K. Ll.: Las dos, porque se requieren las dos. Lo primero es que la seguridad ciudadana ha ido cobrando mayor importancia en la agenda pública de los gobiernos. Eso ha sido muy importante pero no es suficiente. Este es el primer gobierno que cuenta con una política de seguridad para las ciudades. El énfasis eran las estrategias policiales; en lo que estamos trabajando es en tener también medidas preventivas.

C. P.: Esas medidas preventivas son tomadas de otras experiencias, pero siento que ustedes están siendo muy tradicionales en el método.

K. Ll.: Hemos examinado experiencias nacionales e internacionales, entendiendo que cada país tiene su propia realidad y cada ciudad, sus propias especificidades. Pero hay experiencias internacionales que le permiten a uno concluir que si uno las aplica, pueden ser efectivas.

C. P.: ¿Cuál es la estrategia made in Kiko Lloreda?

K. Ll.: No, varias. Le doy un ejemplo de una estrategia hecha en casa: la estrategia contra el hurto de celulares, que es compleja porque este es un delito transnacional, en el que hay mafias fuertes. Decidimos trabajar sobre la demanda de equipos robados; entonces, tratamos de convencer al colombiano de que si compra un celular robado, le va a ir mal.

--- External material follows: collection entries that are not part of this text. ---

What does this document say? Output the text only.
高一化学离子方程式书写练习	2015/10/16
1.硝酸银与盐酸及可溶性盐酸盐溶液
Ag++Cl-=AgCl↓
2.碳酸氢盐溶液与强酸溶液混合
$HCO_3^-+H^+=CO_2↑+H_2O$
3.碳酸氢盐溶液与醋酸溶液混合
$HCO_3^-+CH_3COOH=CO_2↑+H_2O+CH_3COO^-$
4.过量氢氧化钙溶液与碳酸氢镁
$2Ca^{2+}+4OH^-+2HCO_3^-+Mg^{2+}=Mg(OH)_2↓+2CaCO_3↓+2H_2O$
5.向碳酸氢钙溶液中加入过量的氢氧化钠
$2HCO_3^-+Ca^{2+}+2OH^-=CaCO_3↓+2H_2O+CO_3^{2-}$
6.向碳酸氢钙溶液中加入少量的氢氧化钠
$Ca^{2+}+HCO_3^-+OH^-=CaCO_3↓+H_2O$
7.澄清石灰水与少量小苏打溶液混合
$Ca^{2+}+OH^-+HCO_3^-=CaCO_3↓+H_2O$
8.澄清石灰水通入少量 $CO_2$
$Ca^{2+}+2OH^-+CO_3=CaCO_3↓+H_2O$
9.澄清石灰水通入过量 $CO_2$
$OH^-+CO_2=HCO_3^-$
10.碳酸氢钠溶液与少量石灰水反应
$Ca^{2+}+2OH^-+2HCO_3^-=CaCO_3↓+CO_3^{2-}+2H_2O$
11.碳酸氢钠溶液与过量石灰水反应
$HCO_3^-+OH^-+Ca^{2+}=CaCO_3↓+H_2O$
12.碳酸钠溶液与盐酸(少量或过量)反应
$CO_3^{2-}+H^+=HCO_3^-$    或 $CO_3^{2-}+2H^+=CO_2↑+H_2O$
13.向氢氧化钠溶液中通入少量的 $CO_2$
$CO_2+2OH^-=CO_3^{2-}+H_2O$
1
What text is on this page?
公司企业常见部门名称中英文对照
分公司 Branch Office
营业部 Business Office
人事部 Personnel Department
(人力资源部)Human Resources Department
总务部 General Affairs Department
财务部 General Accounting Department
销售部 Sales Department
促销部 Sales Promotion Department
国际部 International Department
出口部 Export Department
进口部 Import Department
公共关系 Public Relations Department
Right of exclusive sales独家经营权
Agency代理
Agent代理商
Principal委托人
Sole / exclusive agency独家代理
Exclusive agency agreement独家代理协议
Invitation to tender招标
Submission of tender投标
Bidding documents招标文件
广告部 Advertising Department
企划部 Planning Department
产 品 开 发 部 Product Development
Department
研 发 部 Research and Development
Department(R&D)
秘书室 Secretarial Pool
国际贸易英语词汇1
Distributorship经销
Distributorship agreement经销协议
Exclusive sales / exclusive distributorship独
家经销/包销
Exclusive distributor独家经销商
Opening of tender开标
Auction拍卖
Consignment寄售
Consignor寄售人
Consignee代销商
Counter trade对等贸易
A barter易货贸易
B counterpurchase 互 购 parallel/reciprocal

Al reducir la demanda, debemos desestimular el robo. Se tomaron varias medidas. Le menciono: establecer unos filtros para la activación de los equipos, que está operando. Un primer filtro son los equipos reportados como robados. El segundo filtro es el de los equipos legales en Colombia, esa base está en construcción y apunta a que si el celular se lo roban y lo reprograman, no lo van a poder usar. Hay muchos ejemplos de procesos de innovación que no son de Kiko Lloreda sino del Gobierno, pero es nuestra responsabilidad asesorar al Presidente para saber qué más podemos hacer.

C. P.: ¿Y a Kiko Lloreda no le jalan las orejas en El País por darle una entrevista a EL PUEBLO?

K. Ll.: No me importa lo que piensen en el periódico El País.

C. P.: ¿O es que no me esta dando la chiva que le va dar a El País en estos días?

K. Ll.: El País no se merece una chiva mía en estos momentos.